Two weeks ago, Ali Aghamohammadi, the Ahmadinejad Administration’s head of economic affairs, was quoted in IRNA, a state-run news agency, that Iran was working on a “halal Internet.”
“Iran will soon create an Internet that conforms to Islamic principles, to improve its communication and trade links with the world,” he said, explaining that the new network would operate in parallel to the regular Internet and would possibly eventually replace the open Internet in Muslim countries in the region. “We can describe it as a genuinely ‘halal’ network aimed at Muslims on a ethical and moral level,” he added.
It remains unclear exactly what a “halal Internet” would entail. Presumably, by definition, it would exclude the “haram Internet,” (the Muslim equivalent of un-kosher)–so no pornography, for example. Likely, it would also feature the writings of revered Iranian Islamic leaders (the founder of the Islamic Republic, Ayatollah Khomeini, would be an obvious choice), as well as current Supreme Leader Ayatollah Khamenei, and other clerics who preach the gospel of the velayat-e faqih, the principle of the “rule of the [Islamic] jurisprudent” that has governed Iran for three decades. But beyond religous scholarship, a halal Internet probably would also feature Iran’s answer to Al Jazeera and the BBC–Press TV, which already has an English-language website.
It would be unlikely, but not technically impossible, for Iran to step up its censorship and filtering regime to create this “halal Internet.” After all, most Cubans, for example, are priced out of the actual Internet and steered towards the Cuban equivalent, which is restricted to an internal e-mail network, and a handful of pro-government sites. In a similar vein, the Chinese Internet is limited largely only to websites that the government doesn’t view as threatening.
This isn’t the first time that the Islamic Republic has tried to co-opt the Internet for its own purposes. In fact, Iran has a 10-year history of pursuing aggressive tactics online.
As early as 2000, Iran tried to fool Iranians by creating the website Montazery.com, which was an attempt to divert traffic from Montazeri.com, the true website of an Iranian dissident ayatollah under house arrest who had written a scathing memoir against Khomeini and the Islamic Republic.
Over the next several years, Iran pursued a campaign of sophisticated filtering and censorship online, while also aggressively intimidating, arresting, and forcing into exile a number of young bloggers.
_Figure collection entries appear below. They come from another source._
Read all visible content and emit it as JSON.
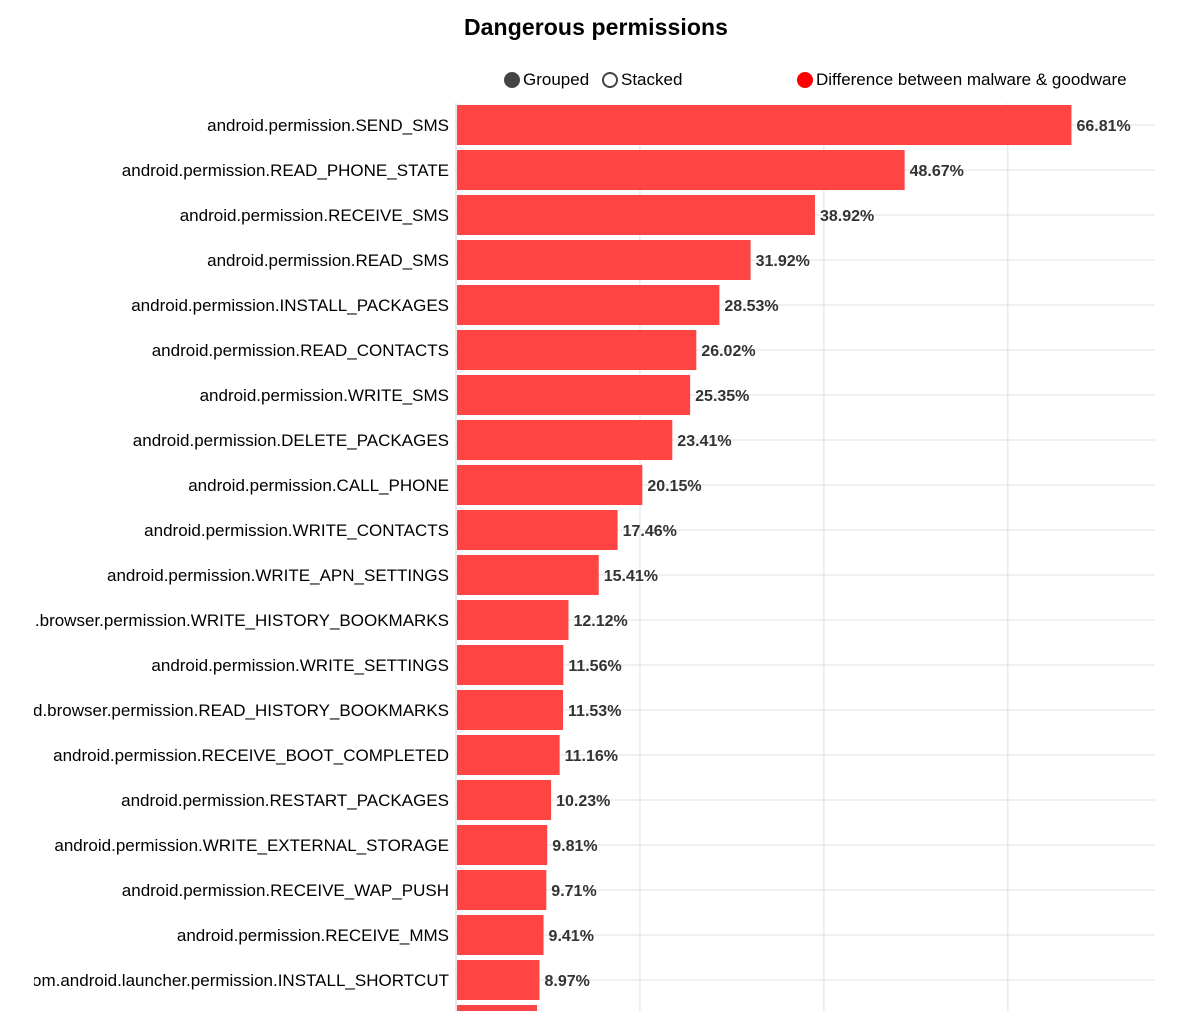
{
  "legend": {
    "grouped_label": "Grouped",
    "stacked_label": "Stacked",
    "series_label": "Difference between malware & goodware"
  },
  "colors": {
    "bar": "#ff4444",
    "series_dot": "#ff0000",
    "grid": "#e0e0e0",
    "axis": "#d0d0d0"
  },
  "chart_data": {
    "type": "bar",
    "orientation": "horizontal",
    "title": "Dangerous permissions",
    "xlabel": "",
    "ylabel": "",
    "xlim": [
      0,
      76
    ],
    "grid": true,
    "legend_position": "top",
    "categories": [
      "android.permission.SEND_SMS",
      "android.permission.READ_PHONE_STATE",
      "android.permission.RECEIVE_SMS",
      "android.permission.READ_SMS",
      "android.permission.INSTALL_PACKAGES",
      "android.permission.READ_CONTACTS",
      "android.permission.WRITE_SMS",
      "android.permission.DELETE_PACKAGES",
      "android.permission.CALL_PHONE",
      "android.permission.WRITE_CONTACTS",
      "android.permission.WRITE_APN_SETTINGS",
      "com.android.browser.permission.WRITE_HISTORY_BOOKMARKS",
      "android.permission.WRITE_SETTINGS",
      "com.android.browser.permission.READ_HISTORY_BOOKMARKS",
      "android.permission.RECEIVE_BOOT_COMPLETED",
      "android.permission.RESTART_PACKAGES",
      "android.permission.WRITE_EXTERNAL_STORAGE",
      "android.permission.RECEIVE_WAP_PUSH",
      "android.permission.RECEIVE_MMS",
      "com.android.launcher.permission.INSTALL_SHORTCUT"
    ],
    "value_labels": [
      "66.81%",
      "48.67%",
      "38.92%",
      "31.92%",
      "28.53%",
      "26.02%",
      "25.35%",
      "23.41%",
      "20.15%",
      "17.46%",
      "15.41%",
      "12.12%",
      "11.56%",
      "11.53%",
      "11.16%",
      "10.23%",
      "9.81%",
      "9.71%",
      "9.41%",
      "8.97%"
    ],
    "series": [
      {
        "name": "Difference between malware & goodware",
        "values": [
          66.81,
          48.67,
          38.92,
          31.92,
          28.53,
          26.02,
          25.35,
          23.41,
          20.15,
          17.46,
          15.41,
          12.12,
          11.56,
          11.53,
          11.16,
          10.23,
          9.81,
          9.71,
          9.41,
          8.97
        ]
      }
    ]
  }
}
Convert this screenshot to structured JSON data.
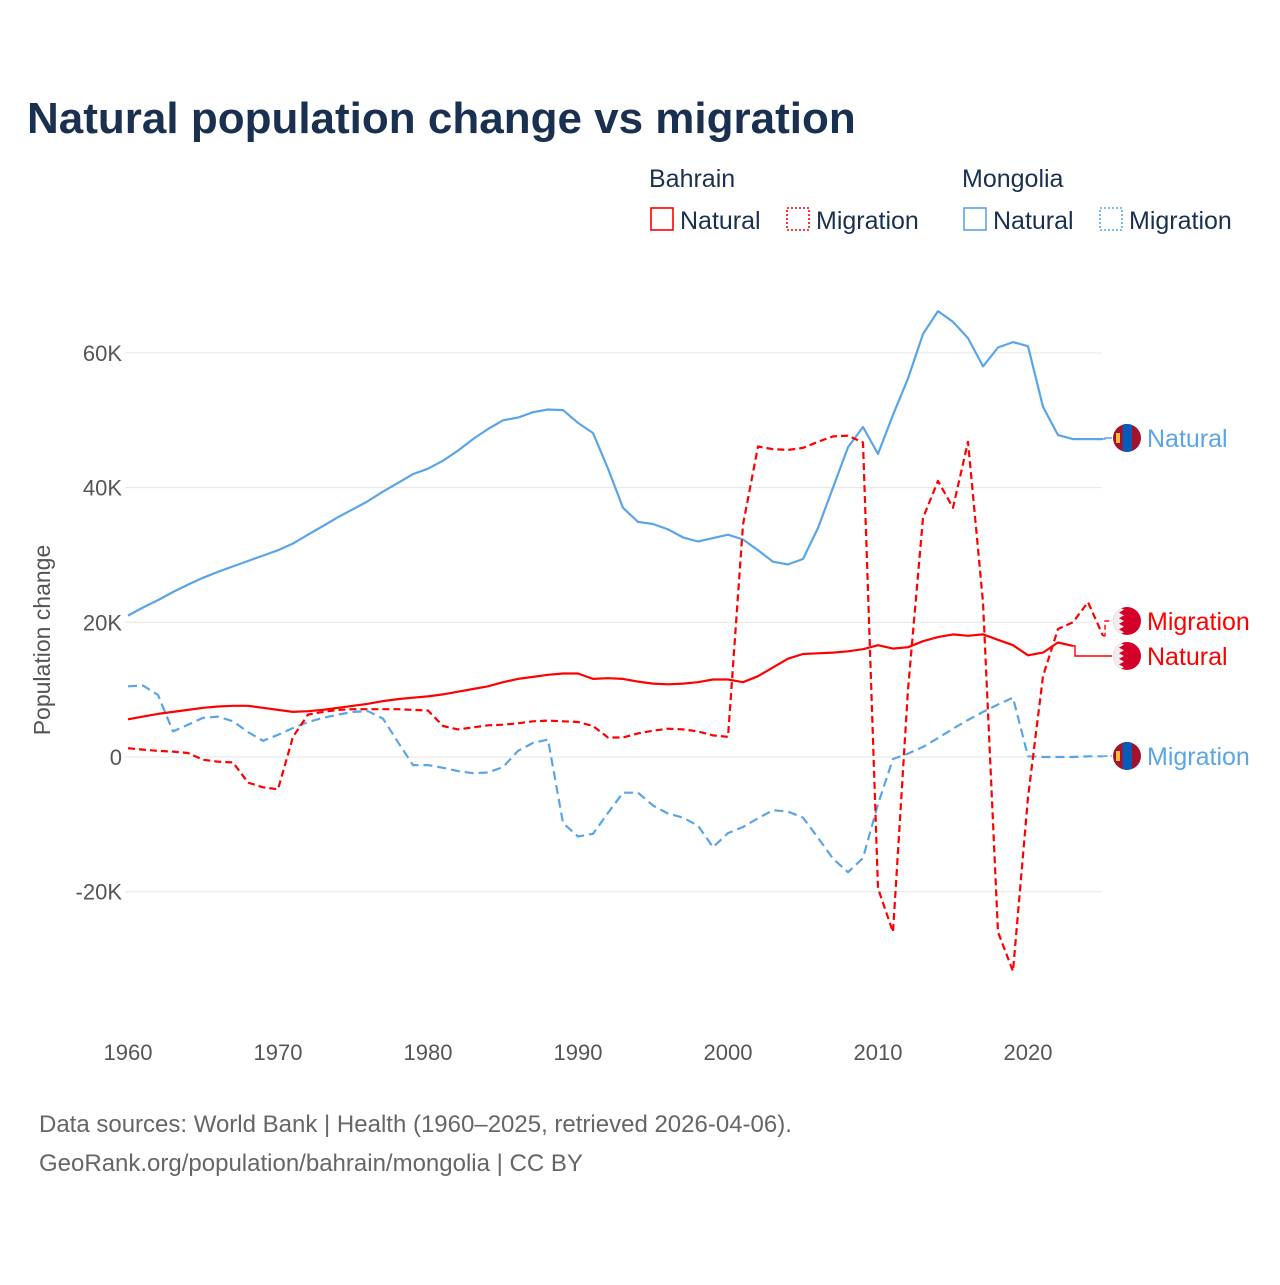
{
  "title": "Natural population change vs migration",
  "legend": {
    "groups": [
      {
        "name": "Bahrain",
        "items": [
          "Natural",
          "Migration"
        ],
        "color": "#ff0000"
      },
      {
        "name": "Mongolia",
        "items": [
          "Natural",
          "Migration"
        ],
        "color": "#5aa5e8"
      }
    ]
  },
  "source": {
    "line1": "Data sources: World Bank | Health (1960–2025, retrieved 2026-04-06).",
    "line2": "GeoRank.org/population/bahrain/mongolia | CC BY"
  },
  "chart_data": {
    "type": "line",
    "title": "Natural population change vs migration",
    "xlabel": "",
    "ylabel": "Population change",
    "xlim": [
      1960,
      2025
    ],
    "ylim": [
      -35000,
      70000
    ],
    "x_ticks": [
      1960,
      1970,
      1980,
      1990,
      2000,
      2010,
      2020
    ],
    "x_tick_labels": [
      "1960",
      "1970",
      "1980",
      "1990",
      "2000",
      "2010",
      "2020"
    ],
    "y_ticks": [
      -20000,
      0,
      20000,
      40000,
      60000
    ],
    "y_tick_labels": [
      "-20K",
      "0",
      "20K",
      "40K",
      "60K"
    ],
    "grid": true,
    "legend_position": "top-right",
    "series": [
      {
        "name": "Mongolia Natural",
        "label": "Natural",
        "country": "Mongolia",
        "color": "#5aa5e8",
        "dashed": false,
        "start_year": 1960,
        "values": [
          21000,
          22200,
          23300,
          24500,
          25600,
          26600,
          27500,
          28300,
          29100,
          29900,
          30700,
          31700,
          33000,
          34300,
          35600,
          36800,
          38000,
          39400,
          40700,
          42000,
          42800,
          44000,
          45500,
          47200,
          48700,
          50000,
          50400,
          51200,
          51600,
          51500,
          49600,
          48100,
          42800,
          37000,
          34900,
          34600,
          33800,
          32600,
          32000,
          32500,
          33000,
          32300,
          30700,
          29000,
          28600,
          29400,
          34000,
          40000,
          46000,
          49000,
          45000,
          50800,
          56200,
          62800,
          66200,
          64600,
          62200,
          58000,
          60800,
          61600,
          61000,
          52000,
          47800,
          47200,
          47200,
          47200
        ]
      },
      {
        "name": "Mongolia Migration",
        "label": "Migration",
        "country": "Mongolia",
        "color": "#5aa5e8",
        "dashed": true,
        "start_year": 1960,
        "values": [
          10500,
          10600,
          9200,
          3800,
          4800,
          5800,
          6000,
          5300,
          3700,
          2400,
          3300,
          4300,
          5200,
          5800,
          6300,
          6700,
          6800,
          5700,
          2200,
          -1200,
          -1200,
          -1600,
          -2100,
          -2400,
          -2300,
          -1500,
          900,
          2100,
          2600,
          -9800,
          -11800,
          -11400,
          -8300,
          -5300,
          -5300,
          -7200,
          -8400,
          -9000,
          -10200,
          -13400,
          -11300,
          -10400,
          -9100,
          -7900,
          -8100,
          -9000,
          -12000,
          -15100,
          -17100,
          -15000,
          -7000,
          -300,
          500,
          1500,
          2800,
          4200,
          5500,
          6700,
          7800,
          8800,
          100,
          0,
          0,
          0,
          100,
          100
        ]
      },
      {
        "name": "Bahrain Natural",
        "label": "Natural",
        "country": "Bahrain",
        "color": "#ff0000",
        "dashed": false,
        "start_year": 1960,
        "values": [
          5600,
          6000,
          6400,
          6700,
          7000,
          7300,
          7500,
          7600,
          7600,
          7300,
          7000,
          6700,
          6800,
          7000,
          7300,
          7600,
          7900,
          8300,
          8600,
          8800,
          9000,
          9300,
          9700,
          10100,
          10500,
          11100,
          11600,
          11900,
          12200,
          12400,
          12400,
          11600,
          11700,
          11600,
          11200,
          10900,
          10800,
          10900,
          11100,
          11500,
          11500,
          11100,
          12000,
          13300,
          14600,
          15300,
          15400,
          15500,
          15700,
          16000,
          16600,
          16100,
          16300,
          17200,
          17800,
          18200,
          18000,
          18200,
          17400,
          16600,
          15100,
          15500,
          17000,
          16500
        ]
      },
      {
        "name": "Bahrain Migration",
        "label": "Migration",
        "country": "Bahrain",
        "color": "#ff0000",
        "dashed": true,
        "start_year": 1960,
        "values": [
          1300,
          1100,
          900,
          800,
          600,
          -400,
          -700,
          -800,
          -3800,
          -4500,
          -4800,
          3000,
          6300,
          6700,
          7000,
          7100,
          7100,
          7100,
          7100,
          7000,
          6900,
          4600,
          4100,
          4400,
          4700,
          4800,
          5000,
          5300,
          5400,
          5300,
          5200,
          4600,
          2900,
          2900,
          3500,
          3900,
          4200,
          4100,
          3800,
          3200,
          3000,
          34500,
          46100,
          45700,
          45600,
          45900,
          46800,
          47600,
          47700,
          46700,
          -19500,
          -26000,
          10000,
          35500,
          41000,
          37000,
          46800,
          23000,
          -26000,
          -31800,
          -6000,
          12000,
          19000,
          20000,
          23000,
          18000
        ]
      }
    ]
  }
}
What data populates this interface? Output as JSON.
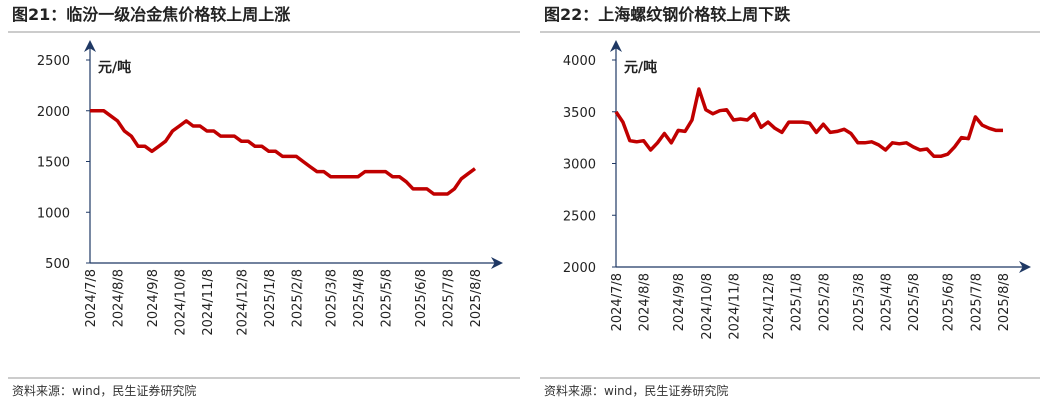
{
  "chart_data": [
    {
      "type": "line",
      "title": "图21：临汾一级冶金焦价格较上周上涨",
      "y_label": "元/吨",
      "source": "资料来源：wind，民生证券研究院",
      "categories": [
        "2024/7/8",
        null,
        null,
        null,
        "2024/8/8",
        null,
        null,
        null,
        null,
        "2024/9/8",
        null,
        null,
        null,
        "2024/10/8",
        null,
        null,
        null,
        "2024/11/8",
        null,
        null,
        null,
        null,
        "2024/12/8",
        null,
        null,
        null,
        "2025/1/8",
        null,
        null,
        null,
        "2025/2/8",
        null,
        null,
        null,
        null,
        "2025/3/8",
        null,
        null,
        null,
        "2025/4/8",
        null,
        null,
        null,
        "2025/5/8",
        null,
        null,
        null,
        null,
        "2025/6/8",
        null,
        null,
        null,
        "2025/7/8",
        null,
        null,
        null,
        "2025/8/8"
      ],
      "series": [
        {
          "name": "临汾一级冶金焦",
          "color": "#c00000",
          "values": [
            2000,
            2000,
            2000,
            1950,
            1900,
            1800,
            1750,
            1650,
            1650,
            1600,
            1650,
            1700,
            1800,
            1850,
            1900,
            1850,
            1850,
            1800,
            1800,
            1750,
            1750,
            1750,
            1700,
            1700,
            1650,
            1650,
            1600,
            1600,
            1550,
            1550,
            1550,
            1500,
            1450,
            1400,
            1400,
            1350,
            1350,
            1350,
            1350,
            1350,
            1400,
            1400,
            1400,
            1400,
            1350,
            1350,
            1300,
            1230,
            1230,
            1230,
            1180,
            1180,
            1180,
            1230,
            1330,
            1380,
            1430
          ]
        }
      ],
      "ylim": [
        500,
        2500
      ],
      "yticks": [
        500,
        1000,
        1500,
        2000,
        2500
      ]
    },
    {
      "type": "line",
      "title": "图22：上海螺纹钢价格较上周下跌",
      "y_label": "元/吨",
      "source": "资料来源：wind，民生证券研究院",
      "categories": [
        "2024/7/8",
        null,
        null,
        null,
        "2024/8/8",
        null,
        null,
        null,
        null,
        "2024/9/8",
        null,
        null,
        null,
        "2024/10/8",
        null,
        null,
        null,
        "2024/11/8",
        null,
        null,
        null,
        null,
        "2024/12/8",
        null,
        null,
        null,
        "2025/1/8",
        null,
        null,
        null,
        "2025/2/8",
        null,
        null,
        null,
        null,
        "2025/3/8",
        null,
        null,
        null,
        "2025/4/8",
        null,
        null,
        null,
        "2025/5/8",
        null,
        null,
        null,
        null,
        "2025/6/8",
        null,
        null,
        null,
        "2025/7/8",
        null,
        null,
        null,
        "2025/8/8"
      ],
      "series": [
        {
          "name": "上海螺纹钢",
          "color": "#c00000",
          "values": [
            3500,
            3400,
            3220,
            3210,
            3220,
            3130,
            3200,
            3290,
            3200,
            3320,
            3310,
            3420,
            3720,
            3520,
            3480,
            3510,
            3520,
            3420,
            3430,
            3420,
            3480,
            3350,
            3400,
            3340,
            3300,
            3400,
            3400,
            3400,
            3390,
            3300,
            3380,
            3300,
            3310,
            3330,
            3290,
            3200,
            3200,
            3210,
            3180,
            3130,
            3200,
            3190,
            3200,
            3160,
            3130,
            3140,
            3070,
            3070,
            3090,
            3160,
            3250,
            3240,
            3450,
            3370,
            3340,
            3320,
            3320
          ]
        }
      ],
      "ylim": [
        2000,
        4000
      ],
      "yticks": [
        2000,
        2500,
        3000,
        3500,
        4000
      ]
    }
  ]
}
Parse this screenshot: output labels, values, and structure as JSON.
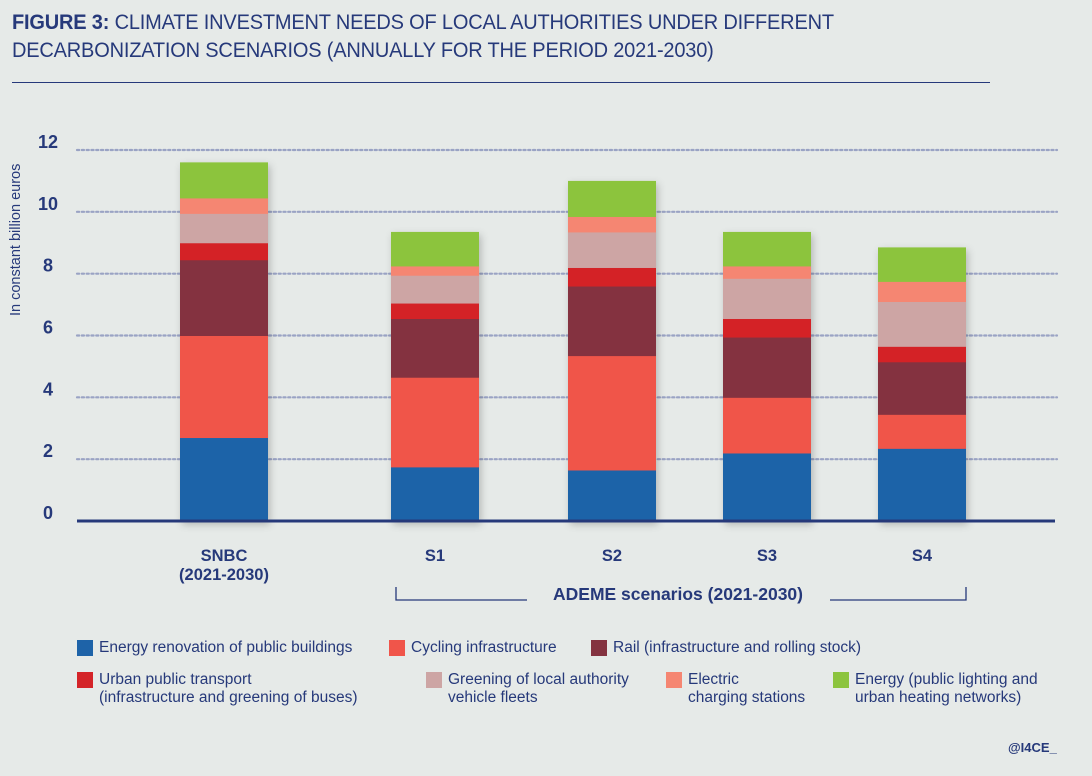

By mid-decade, Iran was actively encouraging pro-regime bloggers, and said in 2008 that it would unleash an “army” of 10,000 bloggers from its own Revolutionary Guard.
In the months after the so-called “Twitter Revolution,” the office of Supreme Leader Ayatollah Khamenei joined the micro-blogging service (@khamenei_ir), sending out 140 characters of propaganda—in English and Persian—at a time.
More recently, in fact, just before the Persian New Year, on March 20, 2011, a pro-regime blogger, Omid Hosseini, was proclaimed to be the winner of a government-sponsored blogging contest–only open to blogs that were not filtered in-country (meaning they are pro-regime), of course.
But there’s likely a lot more to come out of the Iranian online world, particularly now that Iran has declared that it believes the United States and Israel were behind the creation of the infamous Stuxnet worm that likely set back Iran’s nuclear program. (The New York Times had arrived at a similar conclusion months earlier.)
In an interview published in IRNA on April 16, Gholam Reza Jalali, the commander of the Iranian civil defense organization, was quoted as saying that Iran was creating the “1390 Program”—1390 being the current year in the Persian calendar—which would add six cyberdefense master’s degree programs and one doctoral program across various Iranian universities.
“The final solution to problems of [cyberdefense and the] formation of Jihad, is to achieve economic self-sufficiency in the production of basic software such as operating systems and software,” he said.